El tufo molecular de Madrid Fusión es capaz de convencernos de que el fuego y el acero no son la verdad indispensable de una cocina. Sin embargo, el cuchillo ha sido siempre la prolongación del cocinero, la primera manifestación de su destreza, de sus sueños y ambiciones. Uno puede tener a mano los cuchillos que prefiera y del tamaño que desee. Pero, antes que nada, tiene que disponer de un cuchillo bien afilado que le resulte más cómodo que el resto. Con él podrá cortar todo aquello que se le ponga por delante. Hay magníficos aceros alemanes de Henckels, Wüsthof, Global, Müller, etcétera, pero también existen otros nacionales más baratos y estupendos, con medidas de filo y pesos variados. Lo primordial en un cuchillo, como en un instrumento musical, es la afinación.
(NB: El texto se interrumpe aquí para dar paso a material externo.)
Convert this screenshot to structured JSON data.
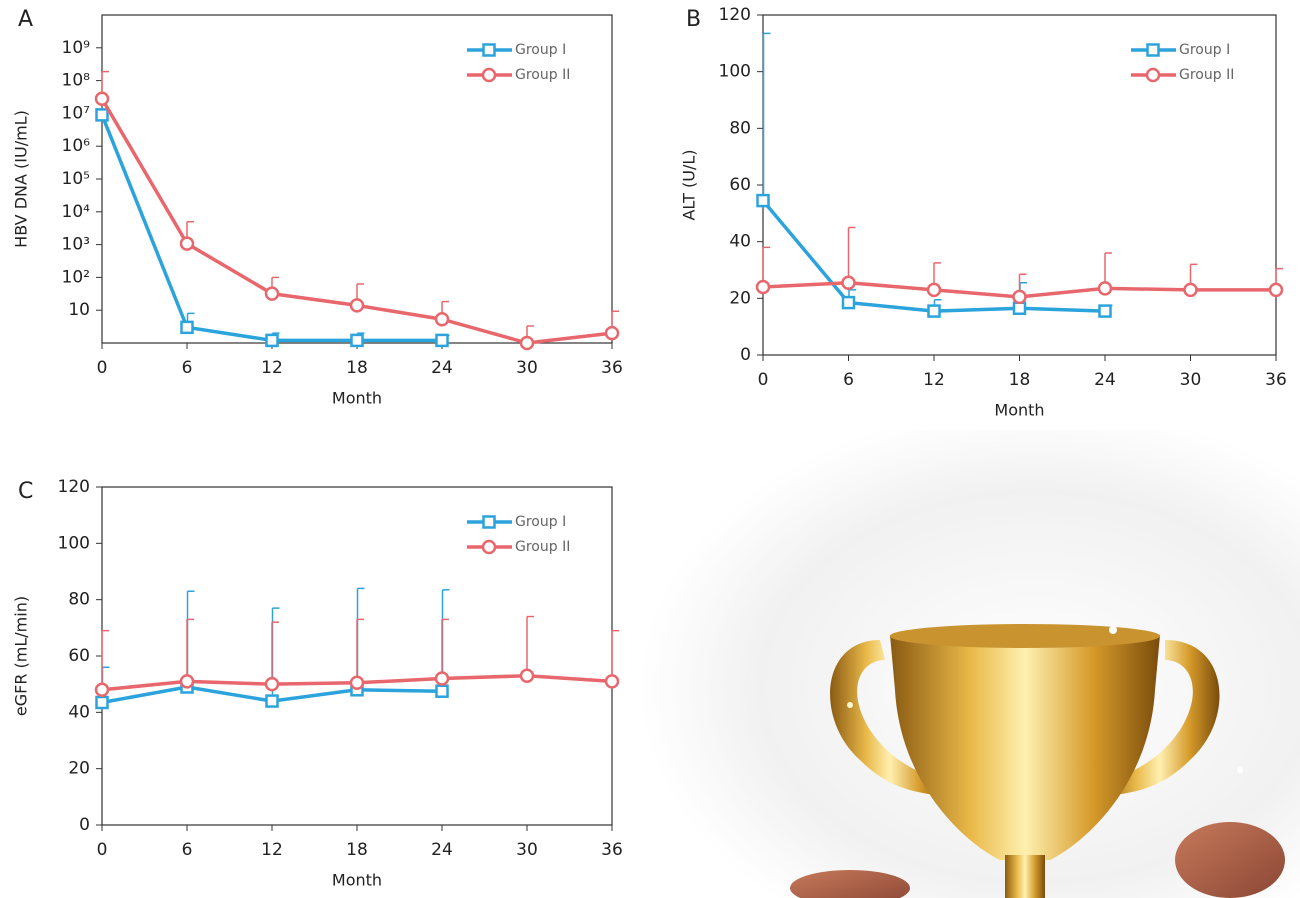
{
  "chart_data": [
    {
      "type": "line",
      "panel": "A",
      "y_label": "HBV DNA (IU/mL)",
      "x_label": "Month",
      "x": [
        0,
        6,
        12,
        18,
        24,
        30,
        36
      ],
      "xlim": [
        0,
        36
      ],
      "xticks": [
        0,
        6,
        12,
        18,
        24,
        30,
        36
      ],
      "ylim": [
        1,
        10000000000
      ],
      "log_scale": true,
      "yticks": [
        10,
        {
          "value": 100,
          "label": "10²"
        },
        {
          "value": 1000,
          "label": "10³"
        },
        {
          "value": 10000,
          "label": "10⁴"
        },
        {
          "value": 100000,
          "label": "10⁵"
        },
        {
          "value": 1000000,
          "label": "10⁶"
        },
        {
          "value": 10000000,
          "label": "10⁷"
        },
        {
          "value": 100000000,
          "label": "10⁸"
        },
        {
          "value": 1000000000,
          "label": "10⁹"
        }
      ],
      "legend": "upper right",
      "series": [
        {
          "name": "Group I",
          "color": "#2ba3dc",
          "marker": "square",
          "values": [
            9000000,
            3,
            1.2,
            1.2,
            1.2,
            null,
            null
          ],
          "errors": [
            null,
            5,
            0.8,
            0.8,
            0.5,
            null,
            null
          ]
        },
        {
          "name": "Group II",
          "color": "#e8676d",
          "marker": "circle",
          "values": [
            28000000,
            1070,
            32,
            14,
            5.3,
            1,
            2
          ],
          "errors": [
            160000000,
            3900,
            68,
            49,
            13,
            2.3,
            7.3
          ]
        }
      ]
    },
    {
      "type": "line",
      "panel": "B",
      "y_label": "ALT (U/L)",
      "x_label": "Month",
      "x": [
        0,
        6,
        12,
        18,
        24,
        30,
        36
      ],
      "xlim": [
        0,
        36
      ],
      "xticks": [
        0,
        6,
        12,
        18,
        24,
        30,
        36
      ],
      "ylim": [
        0,
        120
      ],
      "log_scale": false,
      "yticks": [
        0,
        20,
        40,
        60,
        80,
        100,
        120
      ],
      "legend": "upper right",
      "series": [
        {
          "name": "Group I",
          "color": "#2ba3dc",
          "marker": "square",
          "values": [
            54.5,
            18.5,
            15.5,
            16.5,
            15.5,
            null,
            null
          ],
          "errors": [
            59,
            4.5,
            4,
            9,
            2,
            null,
            null
          ]
        },
        {
          "name": "Group II",
          "color": "#e8676d",
          "marker": "circle",
          "values": [
            24,
            25.5,
            23,
            20.5,
            23.5,
            23,
            23
          ],
          "errors": [
            14,
            19.5,
            9.5,
            8,
            12.5,
            9,
            7.5
          ]
        }
      ]
    },
    {
      "type": "line",
      "panel": "C",
      "y_label": "eGFR (mL/min)",
      "x_label": "Month",
      "x": [
        0,
        6,
        12,
        18,
        24,
        30,
        36
      ],
      "xlim": [
        0,
        36
      ],
      "xticks": [
        0,
        6,
        12,
        18,
        24,
        30,
        36
      ],
      "ylim": [
        0,
        120
      ],
      "log_scale": false,
      "yticks": [
        0,
        20,
        40,
        60,
        80,
        100,
        120
      ],
      "legend": "upper right",
      "series": [
        {
          "name": "Group I",
          "color": "#2ba3dc",
          "marker": "square",
          "values": [
            43.5,
            49,
            44,
            48,
            47.5,
            null,
            null
          ],
          "errors": [
            12.5,
            34,
            33,
            36,
            36,
            null,
            null
          ]
        },
        {
          "name": "Group II",
          "color": "#e8676d",
          "marker": "circle",
          "values": [
            48,
            51,
            50,
            50.5,
            52,
            53,
            51
          ],
          "errors": [
            21,
            22,
            22,
            22.5,
            21,
            21,
            18
          ]
        }
      ]
    }
  ]
}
Con un acero romo se puede destrozar el producto; quien lo utiliza corre el riesgo, además, de cortarse con mayor facilidad que al usar uno afilado. Junto a un cuchillo hay que tener una piedra para su mantenimiento y puesta a punto. Los filos se desgastan de restregarlos contra los afiladores de acero. Si el cuchillo es fundamental en la cocina, lo es en igual medida el fuego que actúa como el termómetro de las cocciones. El tejido de la carne es el de un organismo vivo y no hay dos trozos iguales.

De la carne se suele decir que está hecha cuando ella misma lo decide. En un pichón o en una codorniz, si no te fías de la experiencia merece la pena hender en la pieza para comprobar el estado de la cocción. El filete se cocina hasta que tu toque te da entender que está en su punto. Una chuleta de cordero o de ternera tiene que ofrecer cierta blandura al tacto, un tipo de elasticidad que se percibe en los materiales de primera calidad.

Las cocinas hace tiempo que han dejado de ser infiernos para convertirse en finos laboratorios, pero eso no sucede en todos los casos. La mayoría de los cocineros se mueve en ollas de agua hirviendo y calderas de Botero, sin tener que aspirar por ello a la gloria por la que clamaba el gran Antonin Carême. Ni, como dijo el británico Gordon Ramsay, un primer espada, pretender una erección increíble durante doce horas, «algo tan brutal como si tomaras una viagra».